Figure 5-29 A block is pulled along a horizontal floor.
(a) What is the magnitude of the block's acceleration?

The free-body diagram (not to scale) for the block is shown in Fig. 5-30. `vec(F)_(N)` is the normal force exerted by the floor and `m vec(g)` is the force of gravity.
Calculation: The x component of Newton.s second law is `F cos theta=ma`, where m is the mass of the block and a is the x component of its acceleration. We obtain
`a=(F cos theta)/(m)=((12.0" N")cos 25.0^(@))/(5.00" kg")=2.18"m"//"s"^(2)`.

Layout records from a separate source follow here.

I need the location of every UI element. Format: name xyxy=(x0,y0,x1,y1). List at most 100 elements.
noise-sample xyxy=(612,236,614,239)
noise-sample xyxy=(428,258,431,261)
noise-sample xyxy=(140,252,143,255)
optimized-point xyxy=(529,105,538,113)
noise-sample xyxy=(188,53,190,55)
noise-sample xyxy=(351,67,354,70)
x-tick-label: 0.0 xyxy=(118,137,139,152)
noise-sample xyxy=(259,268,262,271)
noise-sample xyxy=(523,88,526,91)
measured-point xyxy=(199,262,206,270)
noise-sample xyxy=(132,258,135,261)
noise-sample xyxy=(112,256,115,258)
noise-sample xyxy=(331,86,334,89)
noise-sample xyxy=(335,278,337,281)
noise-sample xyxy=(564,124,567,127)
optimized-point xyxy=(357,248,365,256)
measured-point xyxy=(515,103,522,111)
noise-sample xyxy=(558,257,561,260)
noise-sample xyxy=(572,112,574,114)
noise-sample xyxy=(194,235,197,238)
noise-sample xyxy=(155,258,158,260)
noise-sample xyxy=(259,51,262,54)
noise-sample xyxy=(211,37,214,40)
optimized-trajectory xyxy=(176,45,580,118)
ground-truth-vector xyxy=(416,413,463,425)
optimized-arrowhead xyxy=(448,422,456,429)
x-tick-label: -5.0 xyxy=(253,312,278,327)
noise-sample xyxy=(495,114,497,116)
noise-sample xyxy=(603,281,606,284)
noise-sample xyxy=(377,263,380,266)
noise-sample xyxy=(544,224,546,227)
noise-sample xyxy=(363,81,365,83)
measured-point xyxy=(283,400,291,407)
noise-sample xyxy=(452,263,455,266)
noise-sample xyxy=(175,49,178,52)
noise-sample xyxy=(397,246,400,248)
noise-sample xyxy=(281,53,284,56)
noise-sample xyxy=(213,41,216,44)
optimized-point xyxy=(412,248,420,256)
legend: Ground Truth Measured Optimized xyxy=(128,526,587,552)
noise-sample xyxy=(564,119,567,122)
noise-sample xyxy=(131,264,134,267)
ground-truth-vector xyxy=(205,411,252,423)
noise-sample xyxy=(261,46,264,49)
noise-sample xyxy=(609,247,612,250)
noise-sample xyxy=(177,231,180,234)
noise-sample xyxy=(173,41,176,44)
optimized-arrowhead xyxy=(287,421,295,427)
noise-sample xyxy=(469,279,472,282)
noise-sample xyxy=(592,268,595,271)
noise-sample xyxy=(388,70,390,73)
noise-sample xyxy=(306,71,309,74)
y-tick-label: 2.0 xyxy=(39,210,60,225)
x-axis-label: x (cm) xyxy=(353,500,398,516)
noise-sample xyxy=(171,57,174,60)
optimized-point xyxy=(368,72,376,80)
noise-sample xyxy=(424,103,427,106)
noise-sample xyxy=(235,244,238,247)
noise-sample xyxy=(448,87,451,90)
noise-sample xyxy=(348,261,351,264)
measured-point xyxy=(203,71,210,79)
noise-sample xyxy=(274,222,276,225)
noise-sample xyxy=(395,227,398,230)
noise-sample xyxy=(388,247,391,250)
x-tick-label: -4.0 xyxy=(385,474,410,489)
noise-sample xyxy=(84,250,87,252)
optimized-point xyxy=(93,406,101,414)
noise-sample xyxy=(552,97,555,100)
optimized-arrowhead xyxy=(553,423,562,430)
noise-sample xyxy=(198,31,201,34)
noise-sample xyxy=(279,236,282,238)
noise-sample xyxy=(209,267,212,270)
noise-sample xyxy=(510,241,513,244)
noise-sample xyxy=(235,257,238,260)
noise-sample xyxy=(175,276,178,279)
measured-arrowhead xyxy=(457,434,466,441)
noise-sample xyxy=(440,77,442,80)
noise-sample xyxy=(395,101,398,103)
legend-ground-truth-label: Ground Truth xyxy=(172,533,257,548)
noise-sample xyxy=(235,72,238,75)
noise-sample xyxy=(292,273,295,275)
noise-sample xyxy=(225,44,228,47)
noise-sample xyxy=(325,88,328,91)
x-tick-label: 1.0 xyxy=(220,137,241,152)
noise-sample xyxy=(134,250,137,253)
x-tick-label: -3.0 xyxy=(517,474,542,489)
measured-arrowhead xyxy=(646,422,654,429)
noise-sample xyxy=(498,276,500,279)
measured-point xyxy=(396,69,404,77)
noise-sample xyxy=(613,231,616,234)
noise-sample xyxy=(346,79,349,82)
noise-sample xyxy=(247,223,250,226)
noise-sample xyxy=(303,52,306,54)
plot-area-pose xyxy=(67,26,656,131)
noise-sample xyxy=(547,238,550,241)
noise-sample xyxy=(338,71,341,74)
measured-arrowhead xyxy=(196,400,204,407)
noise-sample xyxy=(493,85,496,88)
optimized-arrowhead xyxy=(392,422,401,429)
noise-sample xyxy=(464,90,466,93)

This is its acceleration provided it remains in contact with the floor. Assuming it does, we find the value of `F_(N)` (and if `F_(N)` is positive, then the assumption is true but if `F_(N)` is negative then the block leaves the floor). The y component of Newton.s second law becomes
`F_(N)+F sin theta-mg=0`,
so
`F_(N)=mg-F sin theta`
`=(5.00" kg")(9.80" m"//"s"^(2))-(12.0" N")sin 25.0^(@)`
`=43.9" N"`.
Hence, the block remains on the floor and its acceleration is `a=2.18" m"//"s"^(2)`.